9th May 2012 by Darius McDermott
9th May 2012 marks two years since 27 member states of the EU agreed the European Financial Stability Facility (EFSF) in order to provide financial assistance to eurozone states in economic difficulty and basically restore financial stability across the continent.
But has the EFSF and subsequent other measures done anything to help? Henderson fund manager Bill Stormont and Threadneedle’s Francis Ellison both agree that Europe’s leaders have struggled to find a common political narrative with which to address the eurozone crisis. Elections this weekend, and the subsequent changes to leadership in both France and Greece aren’t going to make a consensus any easier to find, and the new leaders could cause all sorts of problems if they carry out their election promises.

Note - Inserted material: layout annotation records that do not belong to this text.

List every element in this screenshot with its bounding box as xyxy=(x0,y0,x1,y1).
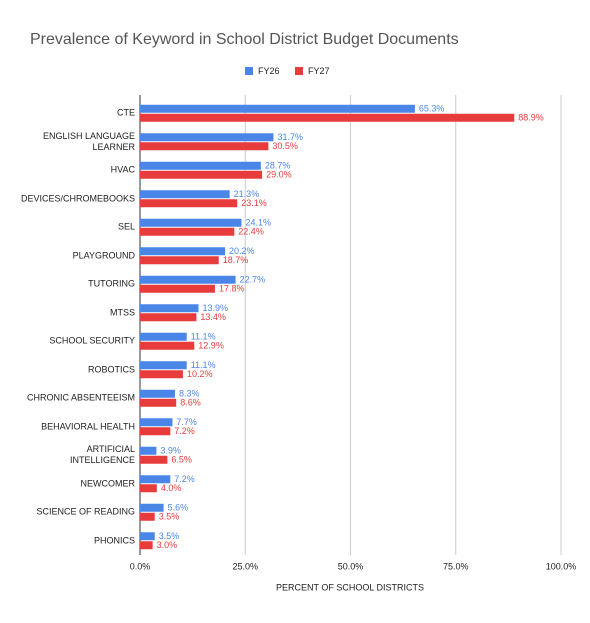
value-label: 3.5% xyxy=(159,531,180,541)
bar xyxy=(140,484,157,493)
bar xyxy=(140,418,173,427)
bar xyxy=(140,512,155,521)
y-tick-label: ENGLISH LANGUAGE LEARNER xyxy=(42,130,135,152)
y-tick-label: ROBOTICS xyxy=(87,364,135,375)
value-label: 3.0% xyxy=(157,540,178,550)
bar xyxy=(140,475,171,484)
value-label: 8.6% xyxy=(180,398,201,408)
bar xyxy=(140,113,515,122)
y-tick-label: SCHOOL SECURITY xyxy=(49,335,135,346)
legend-label: FY26 xyxy=(258,66,280,76)
y-tick-label: BEHAVIORAL HEALTH xyxy=(41,421,135,432)
bar xyxy=(140,104,415,113)
value-label: 28.7% xyxy=(265,161,291,171)
legend-swatch xyxy=(245,67,253,75)
bar xyxy=(140,256,219,265)
value-label: 18.7% xyxy=(223,255,249,265)
value-label: 21.3% xyxy=(234,189,260,199)
y-tick-label: DEVICES/CHROMEBOOKS xyxy=(20,193,135,204)
bar xyxy=(140,455,168,464)
value-label: 3.9% xyxy=(160,446,181,456)
y-tick-label: PHONICS xyxy=(93,535,135,546)
bar xyxy=(140,446,157,455)
value-label: 29.0% xyxy=(266,170,292,180)
y-tick-label: ARTIFICIAL INTELLIGENCE xyxy=(69,444,135,466)
value-label: 13.4% xyxy=(200,312,226,322)
bar xyxy=(140,304,199,313)
value-label: 88.9% xyxy=(518,113,544,123)
y-tick-label: TUTORING xyxy=(88,278,135,289)
value-label: 17.8% xyxy=(219,284,245,294)
x-tick-label: 25.0% xyxy=(232,561,258,571)
x-tick-label: 50.0% xyxy=(338,561,364,571)
bar xyxy=(140,142,269,151)
value-label: 22.4% xyxy=(238,227,264,237)
chart-title: Prevalence of Keyword in School District… xyxy=(30,31,459,48)
y-tick-label: CHRONIC ABSENTEEISM xyxy=(26,392,135,403)
value-label: 23.1% xyxy=(241,198,267,208)
x-tick-label: 0.0% xyxy=(130,561,151,571)
bar xyxy=(140,332,187,341)
y-tick-label: CTE xyxy=(117,107,135,118)
value-label: 13.9% xyxy=(203,303,229,313)
value-label: 4.0% xyxy=(161,483,182,493)
value-label: 12.9% xyxy=(198,341,224,351)
bar xyxy=(140,361,187,370)
bar xyxy=(140,427,171,436)
bar xyxy=(140,313,197,322)
x-axis-title: PERCENT OF SCHOOL DISTRICTS xyxy=(276,582,424,592)
value-label: 31.7% xyxy=(277,132,303,142)
value-label: 6.5% xyxy=(171,455,192,465)
value-label: 30.5% xyxy=(272,141,298,151)
bar xyxy=(140,275,236,284)
value-label: 7.7% xyxy=(176,417,197,427)
value-label: 11.1% xyxy=(191,332,216,342)
value-label: 5.6% xyxy=(168,503,189,513)
value-label: 65.3% xyxy=(419,104,445,114)
legend-label: FY27 xyxy=(308,66,330,76)
bar xyxy=(140,284,215,293)
bar xyxy=(140,398,177,407)
bar xyxy=(140,199,238,208)
value-label: 22.7% xyxy=(240,275,266,285)
value-label: 7.2% xyxy=(174,474,195,484)
bar xyxy=(140,161,261,170)
x-tick-label: 75.0% xyxy=(443,561,469,571)
bar xyxy=(140,218,242,227)
y-tick-label: SEL xyxy=(117,221,135,232)
bar xyxy=(140,370,183,379)
bar xyxy=(140,133,274,142)
value-label: 10.2% xyxy=(187,369,213,379)
bar xyxy=(140,341,195,350)
bar xyxy=(140,389,175,398)
y-tick-label: HVAC xyxy=(110,164,135,175)
value-label: 24.1% xyxy=(245,218,271,228)
bar xyxy=(140,190,230,199)
value-label: 11.1% xyxy=(191,360,216,370)
y-tick-label: PLAYGROUND xyxy=(72,250,135,261)
bar xyxy=(140,170,263,179)
bar xyxy=(140,247,226,256)
y-tick-label: SCIENCE OF READING xyxy=(36,506,135,517)
bar xyxy=(140,503,164,512)
value-label: 20.2% xyxy=(229,246,255,256)
value-label: 8.3% xyxy=(179,389,200,399)
bar xyxy=(140,532,155,541)
value-label: 3.5% xyxy=(159,512,180,522)
x-tick-label: 100.0% xyxy=(546,561,577,571)
bar xyxy=(140,541,153,550)
value-label: 7.2% xyxy=(174,426,195,436)
y-tick-label: NEWCOMER xyxy=(80,478,136,489)
y-tick-label: MTSS xyxy=(109,307,135,318)
bar xyxy=(140,227,235,236)
legend-swatch xyxy=(295,67,303,75)
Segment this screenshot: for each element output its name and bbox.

Where politicians have come up short, the European Central Bank has had to demonstrate a willingness to be more proactive but the real challenges facing Europe remain high unemployment, a divergence in competitiveness, social unrest, government debt and a lack of growth. Quite a list. And austerity alone is increasingly understood to be an insufficient cure so the problems persist.
Slowing growth in other areas of the world (namely Asia) isn’t helping either. As Fidelity’s Trevor Greetham put it: “Every time the world economy slows the euro crisis intensifies as the peripheral countries have no means to counter economic weakness – they can’t print money, they can’t devalue and the ratings agencies pressure them into cutting government spending whenever their bond yields rise.”

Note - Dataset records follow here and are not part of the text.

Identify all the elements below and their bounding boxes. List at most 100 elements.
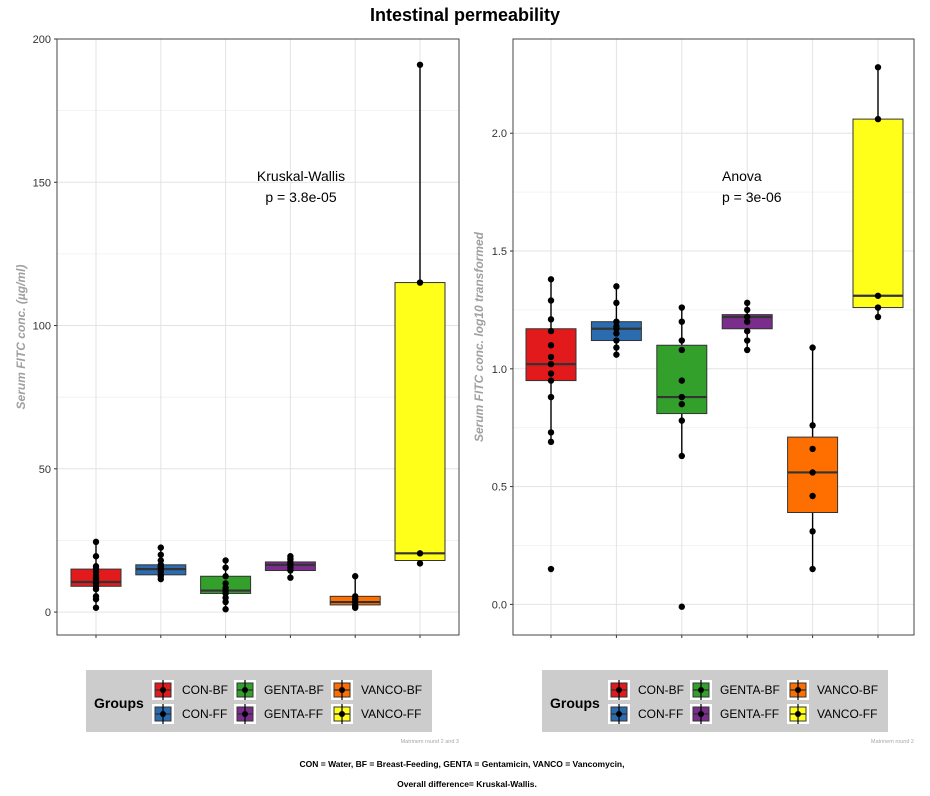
legend-item-con-bf: CON-BF xyxy=(152,680,228,700)
data-point xyxy=(809,528,816,535)
box-genta-bf xyxy=(656,304,708,610)
plot-background xyxy=(57,39,459,635)
plot-border xyxy=(56,38,460,636)
data-point xyxy=(678,318,685,325)
data-point xyxy=(157,551,164,558)
legend-label: CON-FF xyxy=(638,707,683,721)
legend-label: CON-BF xyxy=(638,683,684,697)
legend-point xyxy=(698,687,704,693)
legend-item-vanco-bf: VANCO-BF xyxy=(787,680,878,700)
y-tick-label: 0.0 xyxy=(492,599,507,611)
data-point xyxy=(92,593,100,600)
legend-label: VANCO-BF xyxy=(361,683,422,697)
data-point xyxy=(744,313,751,321)
data-point xyxy=(287,553,294,560)
data-point xyxy=(416,560,424,567)
data-point xyxy=(678,346,685,354)
stat-annotation: p = 3e-06 xyxy=(722,189,782,205)
data-point xyxy=(547,353,555,361)
data-point xyxy=(678,603,685,610)
data-point xyxy=(874,292,882,299)
legend-title: Groups xyxy=(550,695,600,711)
legend-point xyxy=(616,711,622,717)
data-point xyxy=(547,393,555,401)
data-point xyxy=(678,452,685,460)
legend-point xyxy=(160,711,166,717)
box-genta-ff xyxy=(721,299,773,354)
data-point xyxy=(613,351,620,358)
data-point xyxy=(222,564,229,571)
stat-annotation: Anova xyxy=(722,168,762,184)
box-iqr xyxy=(852,118,904,309)
legend-label: VANCO-FF xyxy=(817,707,877,721)
right-legend: Groups CON-BF CON-FF GENTA-BF GENTA-FF VANCO-… xyxy=(542,670,888,732)
footnote-line-2: Overall difference= Kruskal-Wallis. xyxy=(397,779,537,789)
legend-label: GENTA-FF xyxy=(264,707,323,721)
data-point xyxy=(92,553,100,560)
legend-label: CON-FF xyxy=(182,707,227,721)
data-point xyxy=(744,299,751,307)
data-point xyxy=(744,337,751,344)
data-point xyxy=(613,283,620,290)
data-point xyxy=(547,429,555,436)
data-point xyxy=(613,323,620,330)
right-panel: 0.0 0.5 1.0 1.5 2.0 Serum FITC conc. log10 tr… xyxy=(472,38,915,638)
data-point xyxy=(547,565,555,573)
data-point xyxy=(809,422,816,429)
data-point xyxy=(92,538,100,546)
data-point xyxy=(874,115,882,123)
legend-item-genta-ff: GENTA-FF xyxy=(690,704,779,724)
data-point xyxy=(547,327,555,335)
legend-item-genta-ff: GENTA-FF xyxy=(234,704,323,724)
data-point xyxy=(352,573,359,580)
y-axis-label: Serum FITC conc. (µg/ml) xyxy=(14,265,28,410)
data-point xyxy=(744,346,751,354)
data-point xyxy=(744,318,751,325)
data-point xyxy=(547,438,555,446)
stat-annotation: p = 3.8e-05 xyxy=(265,189,336,205)
data-point xyxy=(92,563,100,570)
plot-border xyxy=(512,38,915,636)
data-point xyxy=(416,279,424,286)
y-axis-label: Serum FITC conc. log10 transformed xyxy=(472,231,486,442)
legend-label: VANCO-BF xyxy=(817,683,878,697)
stat-annotation: Kruskal-Wallis xyxy=(257,168,345,184)
left-panel: 0 50 100 150 200 Serum FITC conc. (µg/ml) Krus… xyxy=(14,34,460,638)
data-point xyxy=(809,445,816,453)
box-vanco-bf xyxy=(329,573,381,611)
y-tick-label: 2.0 xyxy=(492,128,507,140)
data-point xyxy=(874,313,882,321)
box-con-ff xyxy=(135,544,187,583)
data-point xyxy=(547,342,555,349)
box-con-bf xyxy=(70,538,122,611)
data-point xyxy=(157,544,164,551)
legend-item-genta-bf: GENTA-BF xyxy=(234,680,324,700)
data-point xyxy=(287,574,294,581)
box-vanco-ff xyxy=(852,64,904,321)
legend-point xyxy=(339,711,345,717)
legend-label: GENTA-FF xyxy=(720,707,779,721)
y-tick-label: 200 xyxy=(33,34,51,46)
legend-item-vanco-bf: VANCO-BF xyxy=(331,680,422,700)
legend-label: GENTA-BF xyxy=(720,683,780,697)
footnote-line-1: CON = Water, BF = Breast-Feeding, GENTA … xyxy=(300,759,625,769)
y-tick-label: 1.5 xyxy=(492,246,507,258)
legend-point xyxy=(160,687,166,693)
legend-point xyxy=(242,711,248,717)
box-con-bf xyxy=(525,276,577,573)
legend-label: GENTA-BF xyxy=(264,683,324,697)
data-point xyxy=(613,299,620,307)
data-point xyxy=(416,61,424,68)
data-point xyxy=(744,306,751,314)
box-con-ff xyxy=(590,283,642,358)
box-iqr xyxy=(394,282,446,561)
legend-title: Groups xyxy=(94,695,144,711)
data-point xyxy=(678,400,685,408)
legend-background xyxy=(86,670,432,732)
y-tick-label: 50 xyxy=(39,464,51,476)
data-point xyxy=(809,492,816,500)
y-tick-label: 0.5 xyxy=(492,482,507,494)
legend-point xyxy=(795,711,801,717)
data-point xyxy=(613,330,620,337)
plot-background xyxy=(513,39,914,635)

The risk of a double-dip recession on the continent seems to be inevitable and political risk has intensified along with the possibility of Greece having to leave the Euro. The consensus amongst economists seems to be that there needs to be closer political union in Europe but this seems even less likely today than it did last week. The mood of the markets may darken further in the coming weeks until post-election worries settle and we have a clearer picture as to what is come of Greece and the common currency.
Despite all this negative news, investors who have stayed with the sector since the European bailout began have, in the main, not seen their investment fall to any great extent – some have even seen positive double-digit returns, particularly if invested in European Smaller Companies, which just goes to show that markets are not reliant on the state of an economy. Fortunately, European companies are actually in much better health than their governments.
But Europe has been the pariah of the investment world for around a decade now: Europe ex-UK equities were not only the worst selling sector in 2011 but also in 2009, 2008, 2005, 2004 and 2003. And, with so many problems to solve and really no end in sight, I don’t see investors suddenly warming to the region any time soon.